Discovery Gardens, an education, research and outreach collaboration between the University of Minnesota's College of Food, Agricultural and Natural Resource Sciences (CFANS) and the Rosemount Research and Outreach Center, is expected to start coming together this year.

The garden was initially planned for a spot near Whitetail Woods Regional Park, but funding challenges have moved it north to the Lone Rock trailhead area.

"We hope as resources and so on become available, some of the other pieces of the larger design can start to be implemented at that point," said Bob Mugaas, garden program director at the Rosemount Research and Outreach Center.

Those pieces will likely include a selection of pollinator plants and a prairie overlook.
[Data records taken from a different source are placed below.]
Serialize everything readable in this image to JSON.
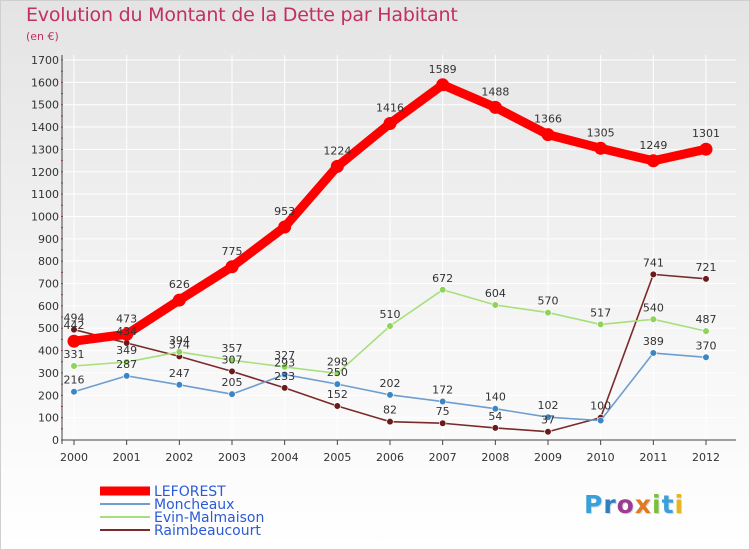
{
  "page": {
    "title": "Evolution du Montant de la Dette par Habitant",
    "subtitle": "(en €)",
    "logo_text": "Proxiti",
    "logo_colors": [
      "#3aa0d8",
      "#2f7fc0",
      "#9c3c8f",
      "#e07b20",
      "#7bbf35",
      "#3aa0d8",
      "#e8b520"
    ]
  },
  "chart_data": {
    "type": "line",
    "title": "Evolution du Montant de la Dette par Habitant",
    "subtitle": "(en €)",
    "xlabel": "",
    "ylabel": "",
    "x": [
      2000,
      2001,
      2002,
      2003,
      2004,
      2005,
      2006,
      2007,
      2008,
      2009,
      2010,
      2011,
      2012
    ],
    "ylim": [
      0,
      1700
    ],
    "yticks": [
      0,
      100,
      200,
      300,
      400,
      500,
      600,
      700,
      800,
      900,
      1000,
      1100,
      1200,
      1300,
      1400,
      1500,
      1600,
      1700
    ],
    "grid": true,
    "legend_position": "bottom-left",
    "series": [
      {
        "name": "LEFOREST",
        "color": "#ff0000",
        "values": [
          442,
          473,
          626,
          775,
          953,
          1224,
          1416,
          1589,
          1488,
          1366,
          1305,
          1249,
          1301
        ],
        "labels": [
          "442",
          "473",
          "626",
          "775",
          "953",
          "1224",
          "1416",
          "1589",
          "1488",
          "1366",
          "1305",
          "1249",
          "1301"
        ]
      },
      {
        "name": "Moncheaux",
        "color": "#6e9ecf",
        "marker": "#3d86c6",
        "values": [
          216,
          287,
          247,
          205,
          293,
          250,
          202,
          172,
          140,
          102,
          87,
          389,
          370
        ],
        "labels": [
          "216",
          "287",
          "247",
          "205",
          "293",
          "250",
          "202",
          "172",
          "140",
          "102",
          "",
          "389",
          "370"
        ]
      },
      {
        "name": "Evin-Malmaison",
        "color": "#a6e07a",
        "marker": "#8fd35a",
        "values": [
          331,
          349,
          394,
          357,
          327,
          298,
          510,
          672,
          604,
          570,
          517,
          540,
          487
        ],
        "labels": [
          "331",
          "349",
          "394",
          "357",
          "327",
          "298",
          "510",
          "672",
          "604",
          "570",
          "517",
          "540",
          "487"
        ]
      },
      {
        "name": "Raimbeaucourt",
        "color": "#7a2a2a",
        "marker": "#6b1a1a",
        "values": [
          494,
          434,
          374,
          307,
          233,
          152,
          82,
          75,
          54,
          37,
          100,
          741,
          721
        ],
        "labels": [
          "494",
          "434",
          "374",
          "307",
          "233",
          "152",
          "82",
          "75",
          "54",
          "37",
          "100",
          "741",
          "721"
        ]
      }
    ]
  }
}
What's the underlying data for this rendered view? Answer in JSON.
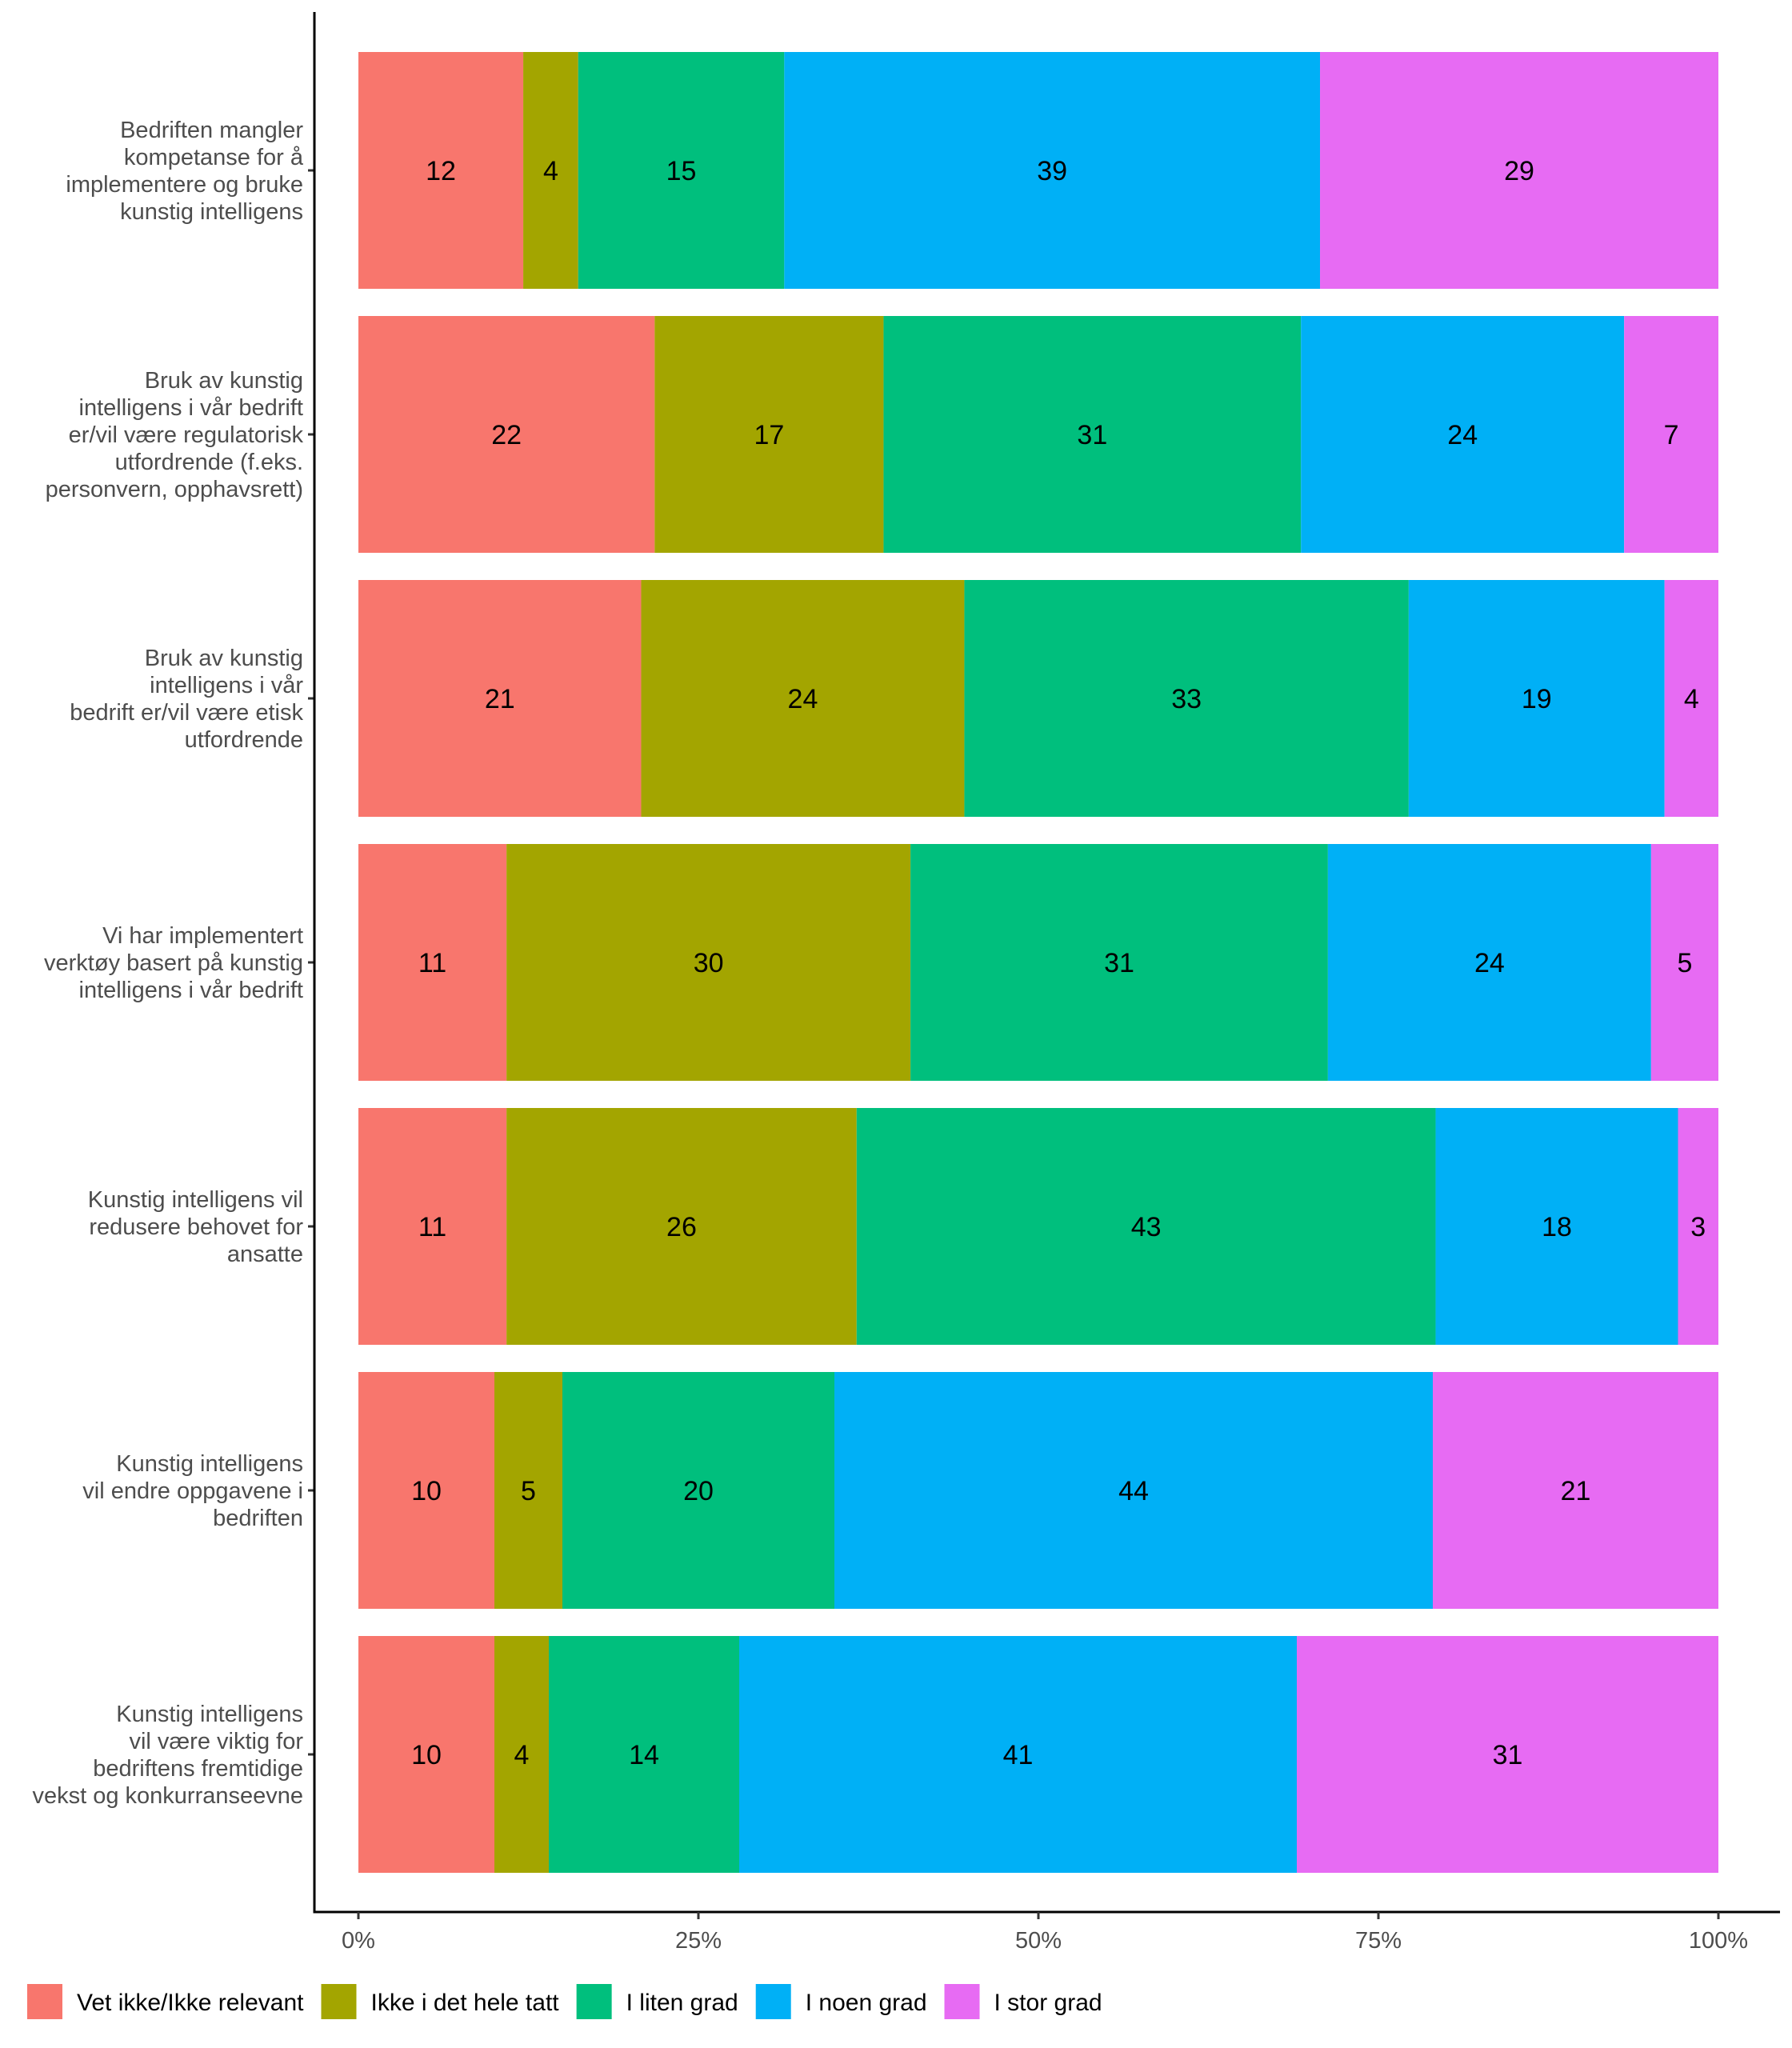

UMore Park, a university-owned, 5,000-acre site in Rosemount, has long nurtured an environmental mission — from providing space for CFANS research to planning for a sustainable community of up to 30,000 people.

At the same time, UMore is home to a gravel mine that the city of Rosemount recently approved for 24/7 operation. And on one side, the ground is littered with the remnants of a World War II-era gunpowder plant.

In 2013, Dakota County's Master Gardeners group began edging out of UMore Park — a process that involved dismantling gardens — in anticipation of both the mining operation and the new discovery garden.

Mugaas said the Discovery Gardens site, located on a portion of UMore Park known as Vermillion Highlands, likely won't be affected by the mining operation — for the time being, at least.

At this point, the plan is to build as much of the garden project as possible by making use of available resources.

"The bigger umbrella of Discovery Gardens and learning landscapes is not going away," Mugaas said, "it's just maybe getting developed in a little different way."